Après une heure et demi de route, arrivée à Bué, à 1400 m d'altitude, pour une randonnée qui allait durer 10 heures pour seulement 1 150 m de dénivelé pourtant...
Départ (photo de gauche) et montagne qu'il faut franchir pour accéder au col (photo de droite).
Le passage vers le vallon n'est pas évident de loin (photo de gauche) ni de près (photo de droite).
Luc en pleine montée de cette première partie :
Finalement, arrivés en haut de la première côte, on découvre le passage dans la falaise. Avant de passer dans l'autre Vallon, on se retourne pour voir la Vallée de Bué et une magnifique marmotte.
Passé le premier col, la neige fait son apparition, vers 1900 m.
Après le passage mi-neige, mi rochers en question, on arrive dans le Vallon du col de l'Oule. On longe alors un torrent puis un ruisseau mais la pente est forte et il faut surveiller les coulées de neige... au cas où !
Déjà 1 litre et demi d'eau consommée. Luc fait donc le plein au Lac de Cestrède.
Le Vallon était très long, la neige déjà molle (On est arrivé dans le vallon vers 11h). Après encore quelques heures on est enfin arrivés au pied du col de l'Oule et ses 2556m.
Cependant, arrivés au pied du col de l'Oule nous voyons plusieurs avalanches se déclencher et la montée du col est très raide sur les 100 derniers mètres.
Sur la droite (en dehors de la photo) on voit le Malh Arrouy à 2 965 m.
Le spectacle est magnifique mais l'inquiétude nous guette. Certes nous avons les ARVA (Appareil de Recherche des Victimes d'Avalanches). Nous les avons testés un peu plus bas. J'ai une pelle dans mon sac... mais la montée dans le Col est la seule qui n'a pas eu d'avalanches.
Nous montons donc jusqu'à 50 m du sommet, et là, la neige étant très profonde, le risque grand, nous faisons demi tour. Ci-dessous Luc au moment du demi-tour. On ne voit pas la pente sur la photo mais c'était raide et la neige de plus en plus molle (il était 15 h).
Il nous faudra 3 heures pour descendre du Col dans cette neige difficile... après 6 heures de montée.
jeudi 1 mai 2008
Pic de Hautacam 1 746 m
Aujourd'hui 1er mai, il faisait beau. Désolé pour la manif mais j'ai préféré la montagne. Les théoriciens locaux du socialisme vont m'en vouloir...
Le Pic du Hautacam est le genre de randonnée très facile à faire en famille : Peu de dénivelé, pas besoin de raquettes ou autre ustensile de montagne. Coupe-vent indispensable !

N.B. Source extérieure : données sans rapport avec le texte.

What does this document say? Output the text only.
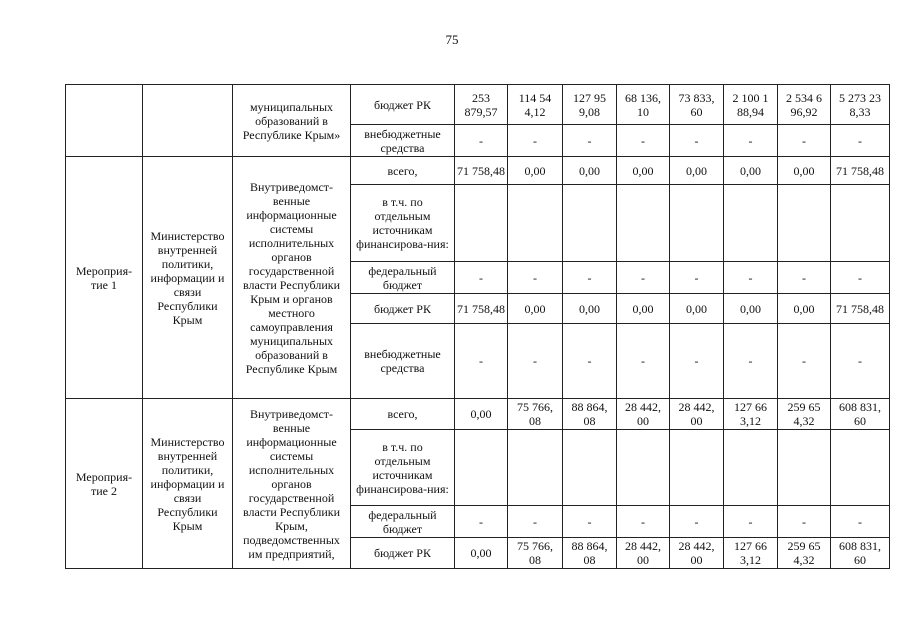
75
		муниципальных образований в Республике Крым»	бюджет РК	253 879,57	114 54 4,12	127 95 9,08	68 136, 10	73 833, 60	2 100 1 88,94	2 534 6 96,92	5 273 23 8,33
			внебюджетные средства	-	-	-	-	-	-	-	-
Мероприя-тие 1	Министерство внутренней политики, информации и связи Республики Крым	Внутриведомст-венные информационные системы исполнительных органов государственной власти Республики Крым и органов местного самоуправления муниципальных образований в Республике Крым	всего,	71 758,48	0,00	0,00	0,00	0,00	0,00	0,00	71 758,48
			в т.ч. по отдельным источникам финансирова-ния:								
			федеральный бюджет	-	-	-	-	-	-	-	-
			бюджет РК	71 758,48	0,00	0,00	0,00	0,00	0,00	0,00	71 758,48
			внебюджетные средства	-	-	-	-	-	-	-	-
Мероприя-тие 2	Министерство внутренней политики, информации и связи Республики Крым	Внутриведомст-венные информационные системы исполнительных органов государственной власти Республики Крым, подведомственных им предприятий,	всего,	0,00	75 766, 08	88 864, 08	28 442, 00	28 442, 00	127 66 3,12	259 65 4,32	608 831, 60
			в т.ч. по отдельным источникам финансирова-ния:								
			федеральный бюджет	-	-	-	-	-	-	-	-
			бюджет РК	0,00	75 766, 08	88 864, 08	28 442, 00	28 442, 00	127 66 3,12	259 65 4,32	608 831, 60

La photo ci-dessous est prise presque du sommet que l'on voit à gauche.
Du sommet on peut admirer de nombreux sommets pyrénéens. Les photos ci-dessous sont prises de Ouest en Est (en regardant donc vers le Sud).
Pic de Montaigu (2 339 m) et Pic du Midi de Bigorre (2 872 m).
Brèche de Roland (2 807 m)
Un alignement difficile à discerner entre Soum de Lascours, Soum d'Arrouy et Pic Léviste sur la photo de gauche et le Pic d'Ardiden sur la photo de droite (2 988 m)
Le Pic de Viscos (2 141 m) et le Moun Né (2 724 m)
Le Petit (2 639 m) et le Grand Gabizos (2 692 m) - Deux essais infructueux à ce jour !
Et enfin, Frédéric au sommet en compagnie du bonhomme de neige de 20 cms de haut !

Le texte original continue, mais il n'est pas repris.